NZR then used the PPP to top up the payments made to the likes of Sam Cane and Beauden Barrett as about 40 or so All Blacks are paid considerably more than $195,000.
NZR also had to pay the Black Ferns and Sevens players out of the PPP, while it also had to give an agreed percentage of its broadcast revenue to Sanzaar, which used that money to meet the operating costs – flights, accommodation – of Super Rugby and Rugby Championship.
And NZR paid a grant to each provincial union, with the total allocation coming in at about $30m and a further $14 m was paid to the national body's staff.
NZR is the financial hub so it can own the players' contracts and the licenses to the Super Rugby teams. NZR's iron grip on the purse strings and intellectual property has delivered rugby success.
Centralised control has brought the All Blacks two World Cups in the last decade, an 89 per cent win ratio and helped them keep talent and attract more sponsors and bigger broadcast deals.
But the system has two obvious flaws. Money going out exceeds money coming in and the balance sheet is overly reliant on the All Blacks which has seen Super Rugby diminish in value to the point where it is a financial drain on the system.

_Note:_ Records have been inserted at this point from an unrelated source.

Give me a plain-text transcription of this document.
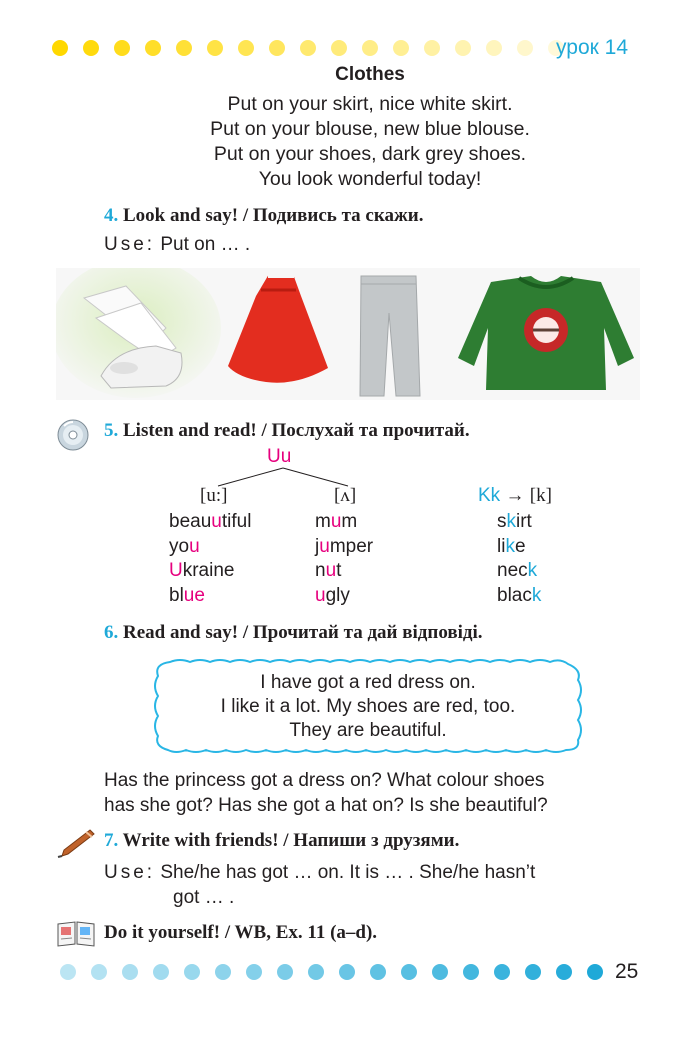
урок 14
Clothes
Put on your skirt, nice white skirt.
Put on your blouse, new blue blouse.
Put on your shoes, dark grey shoes.
You look wonderful today!
4. Look and say! / Подивись та скажи.
Use: Put on … .
5. Listen and read! / Послухай та прочитай.
Uu
[u:]	[ʌ]	Kk → [k]
beauutiful
you
Ukraine
blue
mum
jumper
nut
ugly
skirt
like
neck
black
6. Read and say! / Прочитай та дай відповіді.
I have got a red dress on.
I like it a lot. My shoes are red, too.
They are beautiful.
Has the princess got a dress on? What colour shoes
has she got? Has she got a hat on? Is she beautiful?
7. Write with friends! / Напиши з друзями.
Use: She/he has got … on. It is … . She/he hasn’t
got … .
Do it yourself! / WB, Ex. 11 (a–d).
25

The quest to run a leaner business is the easier fix and was already in progress before the lockdown.
NZR commissioned McKinsey to review the rugby landscape and the US firm found ways in which $30m could be taken off the bottom line.
That cost cutting has intensified in recent weeks with further job losses and the players agreeing a pay cut.
Cost cutting alone, though, won't fix the system. More needs to change if professional rugby is to make ends meet and NZR is grappling three major considerations, all of which lead back to the fundamental question of control and ownership.
They must decide whether the time has come to allow a major investment of private capital into the All Blacks [which will be explored later in this series], but more immediately, NZR have to reconsider the way the commercial landscape is regulated and whether a loosening of control would enable Super Rugby to generate more revenue and attract increased external investment.
Should NZR retain tight control of the assets, licenses and commercial properties or should they allow Super Rugby clubs greater financial autonomy?
NZR chief executive Mark Robinson says NZR would not consider allowing Super Rugby teams to own the players' contracts, but just about everything else is on the table in regard to how the clubs operate in the future.
"We have taken a blank canvas approach to Super Rugby," he says.
"We are open-minded about a governance model. What we want are resilient, highly capitalised businesses that are entrepreneurial and commercially successful."
Which they are not for now, as Super Rugby teams don't receive any direct share of the broadcast income they generate. They don't have any direct representation within Sanzaar.
They don't own their players and there is little ability to 'bulk' up contracts to compete for talent. They don't own their own brand – just a licence to use it – and they are restricted to some degree in the sponsors they can sign.
The door is open to private investors but with limited ability to control the playing roster and gate receipts – on games agreed and scheduled by Sanzaar - serving as the dominant revenue source, Super Rugby clubs carry little investment appeal.
Murray Bolton, the high net-worth investor who had a 40 per cent stake in the Blues between 2012 and 2019 worth $4.5m, says the set-up has to change if Super Rugby is to ever win significant private capital and become self-sufficient or profitable.
"There has got to be a legitimate revenue sharing model between the franchises and New Zealand Rugby. The current system where NZR takes all the TV money and then distributes it as it sees fit is never going to work," he says.
"The system is out of whack but I invested because I felt the system would evolve because it had to, and that it was better to be inside the tent when it did. If circumstances ever changed – and they will have to change as the system is out of whack – then maybe I would look at it [investing] again."
Professional rugby's biggest short-term challenge is not necessarily creating more money, but finding a way to better distribute it.